The opinion muddied the regulatory waters of Flanagan's application to rebuild the Riverboat.
"Maryland proposed that Mr. Flanagan get his permit from Maryland, but we couldn't agree to that because we think it is construction appurtenant to the Virginia shore," said Virginia Assistant Attorney General Frederick Fisher, who argued the commonwealth's case against Maryland before the Supreme Court.
Fisher said the two states have agreed to discuss the issue, but no meetings have been set and no agreements proposed.
Flanagan has proceeded with obtaining permits from Maryland. He filed site development plans in Charles County, Md., last month, but "the county won't do anything until the state does," he said.
Richard J. McIntire, a spokesman for the Maryland Department of the Environment, said the MDE would advertise Flanagan's Riverboat project for public comment later this month.
If any questions are raised, McIntire said, the MDE would hold a public hearing, probably in Colonial Beach. Following the hearing, the MDE will compile a recommendation that will go to the Maryland Board of Public Works for approval.

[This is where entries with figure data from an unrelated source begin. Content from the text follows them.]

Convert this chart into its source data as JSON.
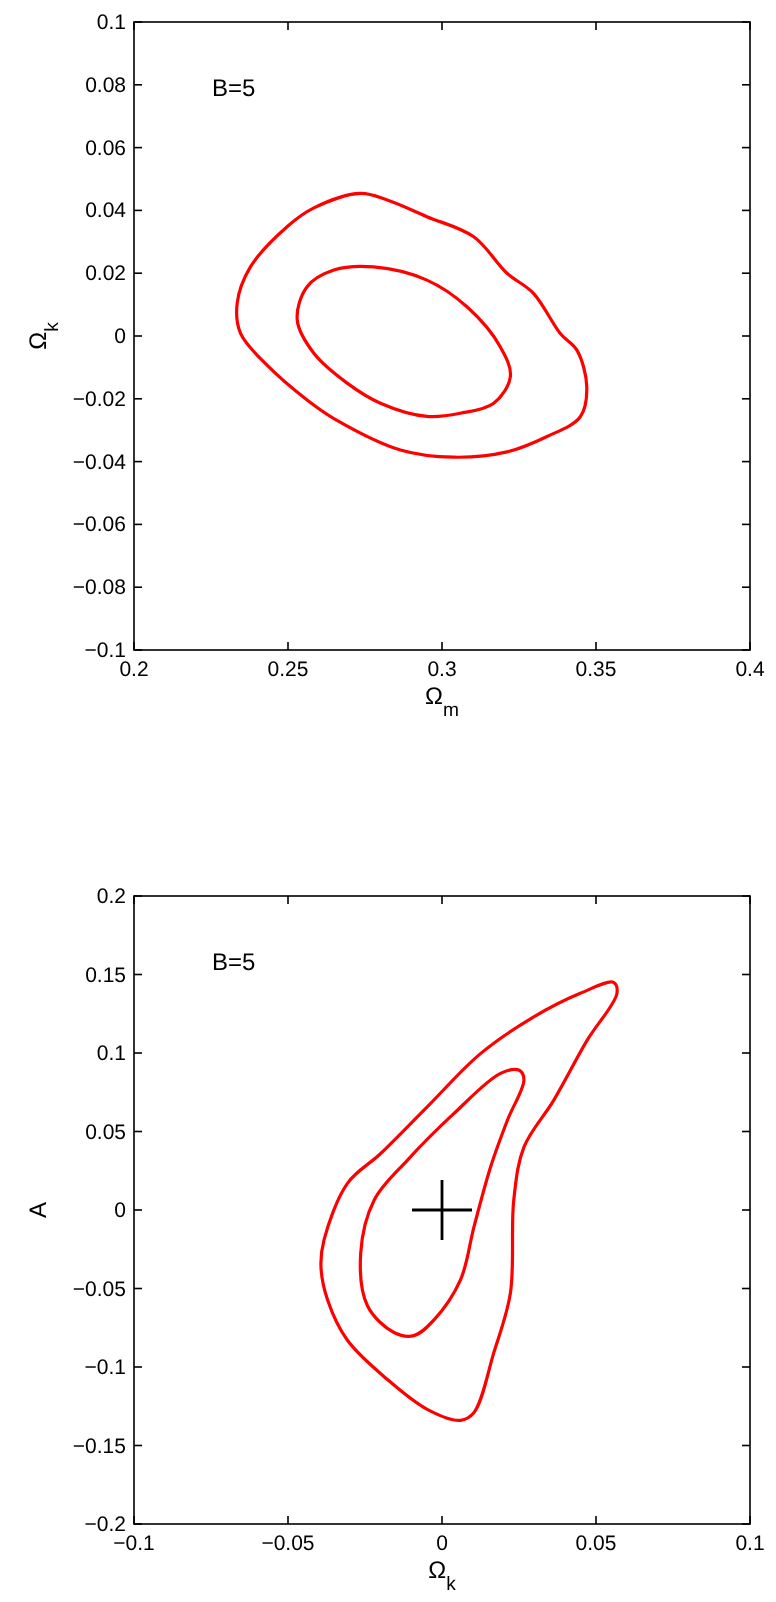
{
  "chart_data": [
    {
      "type": "line",
      "xlabel": "Ω$_{m}$",
      "ylabel": "Ω$_{k}$",
      "annotations": [
        "B=5"
      ],
      "xlim": [
        0.2,
        0.4
      ],
      "xticks": [
        0.2,
        0.25,
        0.3,
        0.35,
        0.4
      ],
      "ylim": [
        -0.1,
        0.1
      ],
      "yticks": [
        -0.1,
        -0.08,
        -0.06,
        -0.04,
        -0.02,
        0,
        0.02,
        0.04,
        0.06,
        0.08,
        0.1
      ],
      "grid": false
    },
    {
      "type": "line",
      "xlabel": "Ω$_{k}$",
      "ylabel": "A",
      "annotations": [
        "B=5"
      ],
      "xlim": [
        -0.1,
        0.1
      ],
      "xticks": [
        -0.1,
        -0.05,
        0,
        0.05,
        0.1
      ],
      "ylim": [
        -0.2,
        0.2
      ],
      "yticks": [
        -0.2,
        -0.15,
        -0.1,
        -0.05,
        0,
        0.05,
        0.1,
        0.15,
        0.2
      ],
      "grid": false,
      "series": [
        {
          "type": "scatter",
          "color": "#000000",
          "marker": "cross",
          "x": [
            0
          ],
          "values": [
            0
          ]
        }
      ]
    }
  ]
}
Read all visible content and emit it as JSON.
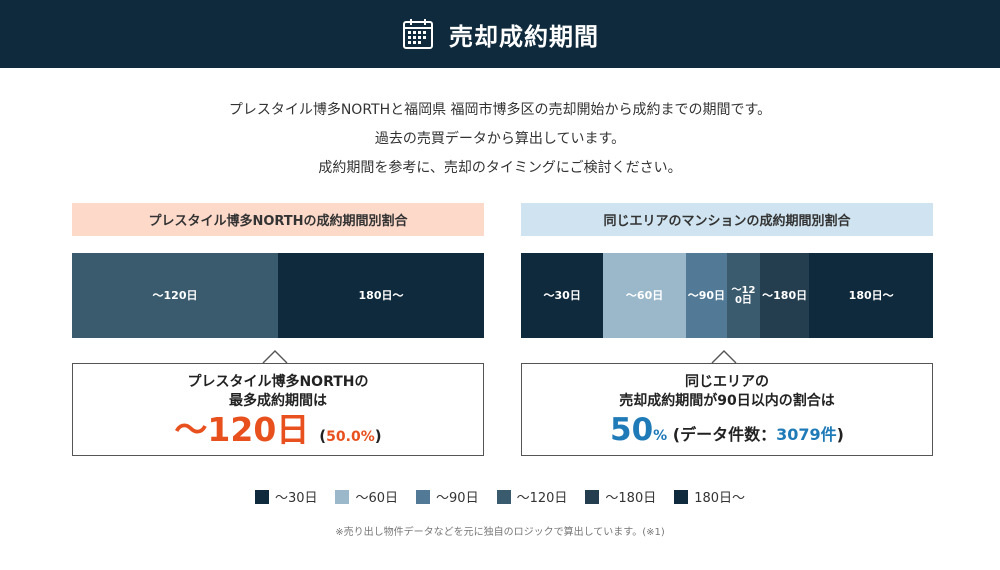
{
  "header": {
    "title": "売却成約期間",
    "icon": "calendar-icon"
  },
  "intro": {
    "line1": "プレスタイル博多NORTHと福岡県 福岡市博多区の売却開始から成約までの期間です。",
    "line2": "過去の売買データから算出しています。",
    "line3": "成約期間を参考に、売却のタイミングにご検討ください。"
  },
  "colors": {
    "d30": "#0f2a3c",
    "d60": "#9ab8ca",
    "d90": "#527a96",
    "d120": "#3a5a6e",
    "d180": "#243e50",
    "d180plus": "#0f2a3c",
    "orange": "#e8501e",
    "blue": "#1f7ab8"
  },
  "left_panel": {
    "title": "プレスタイル博多NORTHの成約期間別割合",
    "segments": [
      {
        "label": "〜120日",
        "share": 50.0,
        "color": "#3a5a6e"
      },
      {
        "label": "180日〜",
        "share": 50.0,
        "color": "#0f2a3c"
      }
    ],
    "summary": {
      "line1": "プレスタイル博多NORTHの",
      "line2": "最多成約期間は",
      "big_value": "〜120日",
      "paren_open": "(",
      "percent": "50.0%",
      "paren_close": ")"
    }
  },
  "right_panel": {
    "title": "同じエリアのマンションの成約期間別割合",
    "segments": [
      {
        "label": "〜30日",
        "share": 20,
        "color": "#0f2a3c"
      },
      {
        "label": "〜60日",
        "share": 20,
        "color": "#9ab8ca"
      },
      {
        "label": "〜90日",
        "share": 10,
        "color": "#527a96"
      },
      {
        "label": "〜120日",
        "share": 8,
        "color": "#3a5a6e"
      },
      {
        "label": "〜180日",
        "share": 12,
        "color": "#243e50"
      },
      {
        "label": "180日〜",
        "share": 30,
        "color": "#0f2a3c"
      }
    ],
    "summary": {
      "line1": "同じエリアの",
      "line2": "売却成約期間が90日以内の割合は",
      "big_value": "50",
      "big_unit": "%",
      "data_label": " (データ件数：",
      "count": "3079件",
      "paren_close": ")"
    }
  },
  "legend": [
    {
      "label": "〜30日",
      "color": "#0f2a3c"
    },
    {
      "label": "〜60日",
      "color": "#9ab8ca"
    },
    {
      "label": "〜90日",
      "color": "#527a96"
    },
    {
      "label": "〜120日",
      "color": "#3a5a6e"
    },
    {
      "label": "〜180日",
      "color": "#243e50"
    },
    {
      "label": "180日〜",
      "color": "#0f2a3c"
    }
  ],
  "note": "※売り出し物件データなどを元に独自のロジックで算出しています。(※1)"
}
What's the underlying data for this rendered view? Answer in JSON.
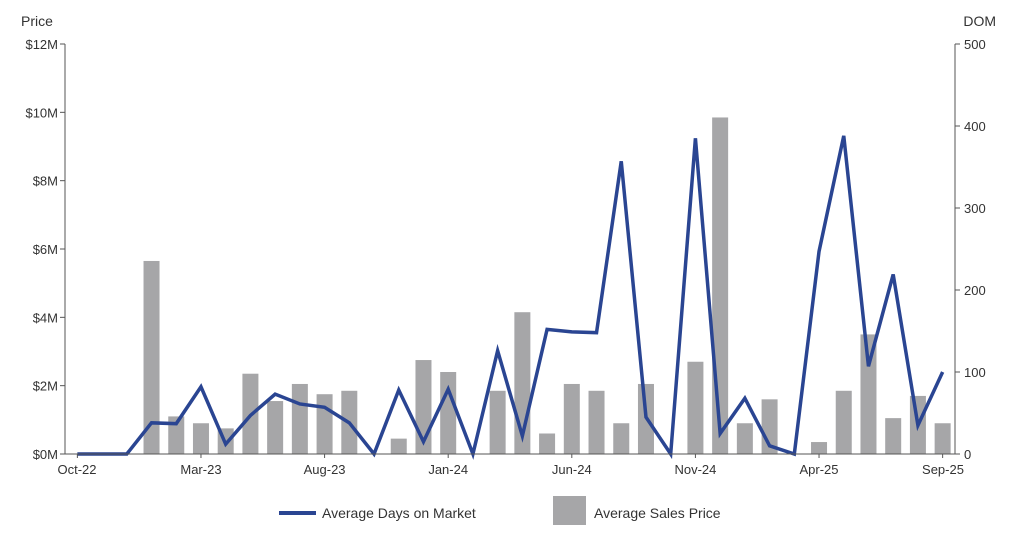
{
  "chart_data": {
    "type": "bar",
    "title": "",
    "ylabel_left": "Price",
    "ylabel_right": "DOM",
    "x_tick_labels": [
      "Oct-22",
      "Mar-23",
      "Aug-23",
      "Jan-24",
      "Jun-24",
      "Nov-24",
      "Apr-25",
      "Sep-25"
    ],
    "y_left_ticks": [
      "$0M",
      "$2M",
      "$4M",
      "$6M",
      "$8M",
      "$10M",
      "$12M"
    ],
    "y_right_ticks": [
      "0",
      "100",
      "200",
      "300",
      "400",
      "500"
    ],
    "ylim_left": [
      0,
      12
    ],
    "ylim_right": [
      0,
      500
    ],
    "legend_position": "bottom",
    "grid": false,
    "categories": [
      "Oct-22",
      "Nov-22",
      "Dec-22",
      "Jan-23",
      "Feb-23",
      "Mar-23",
      "Apr-23",
      "May-23",
      "Jun-23",
      "Jul-23",
      "Aug-23",
      "Sep-23",
      "Oct-23",
      "Nov-23",
      "Dec-23",
      "Jan-24",
      "Feb-24",
      "Mar-24",
      "Apr-24",
      "May-24",
      "Jun-24",
      "Jul-24",
      "Aug-24",
      "Sep-24",
      "Oct-24",
      "Nov-24",
      "Dec-24",
      "Jan-25",
      "Feb-25",
      "Mar-25",
      "Apr-25",
      "May-25",
      "Jun-25",
      "Jul-25",
      "Aug-25",
      "Sep-25"
    ],
    "series": [
      {
        "name": "Average Sales Price",
        "kind": "bar",
        "axis": "left",
        "color": "#a6a6a8",
        "values": [
          0,
          0,
          0,
          5.65,
          1.1,
          0.9,
          0.75,
          2.35,
          1.55,
          2.05,
          1.75,
          1.85,
          0,
          0.45,
          2.75,
          2.4,
          0,
          1.85,
          4.15,
          0.6,
          2.05,
          1.85,
          0.9,
          2.05,
          0,
          2.7,
          9.85,
          0.9,
          1.6,
          0,
          0.35,
          1.85,
          3.5,
          1.05,
          1.7,
          0.9
        ]
      },
      {
        "name": "Average Days on Market",
        "kind": "line",
        "axis": "right",
        "color": "#2a4592",
        "values": [
          0,
          0,
          0,
          38,
          37,
          82,
          12,
          47,
          73,
          61,
          57,
          38,
          0,
          78,
          15,
          79,
          0,
          126,
          22,
          152,
          149,
          148,
          357,
          45,
          0,
          385,
          25,
          68,
          10,
          0,
          247,
          388,
          107,
          219,
          35,
          100
        ]
      }
    ]
  }
}
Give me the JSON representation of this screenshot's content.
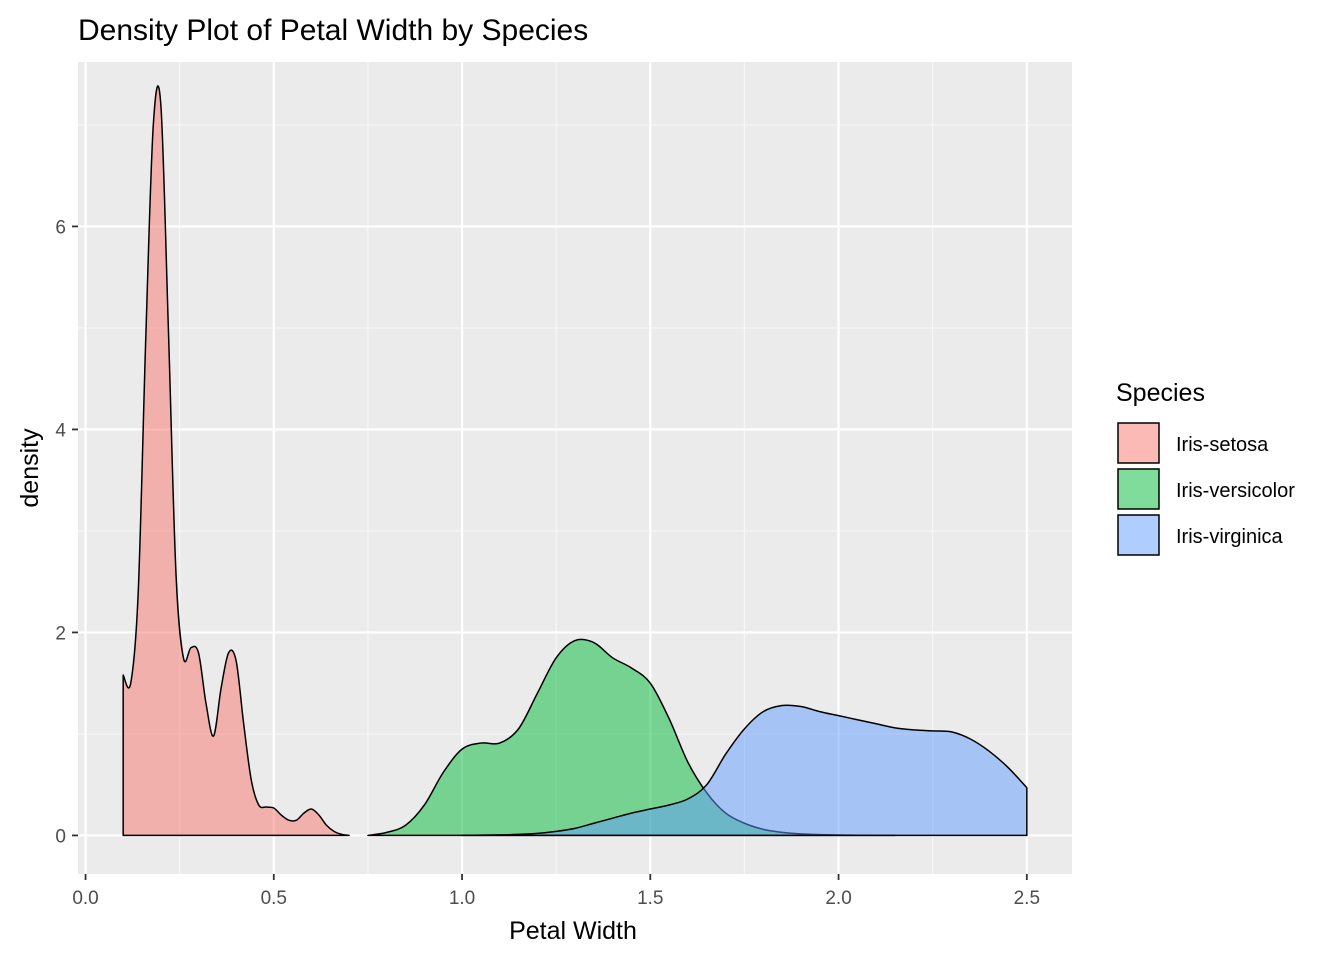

Another uncertainty in the OTB race between Flanagan and Colonial Downs is that OTB referendums in other Virginia localities may affect Colonial Down's decision to locate in Westmoreland County.
The track is seeking OTB referendums in five Virginia localities, including Westmoreland, for the four new OTB sites authorized this year by the General Assembly. With a projected annual $14 million "handle," or total bets placed, the Westmoreland site is the smallest of the track's proposed new OTB locations.
The biggest new OTB handle is the $90 million projected for the city of Manassas Park, where Colonial Downs narrowly lost a referendum in 1996. The other proposed OTB sites are in Henry, Greene and Scott counties.
If Colonial Downs wins all five referendums, will it build its smallest OTB parlor in Westmoreland?
"I don't know," Stewart said. "That's a problem I'd like to have, but it may be unrealistic to think that all five will pass."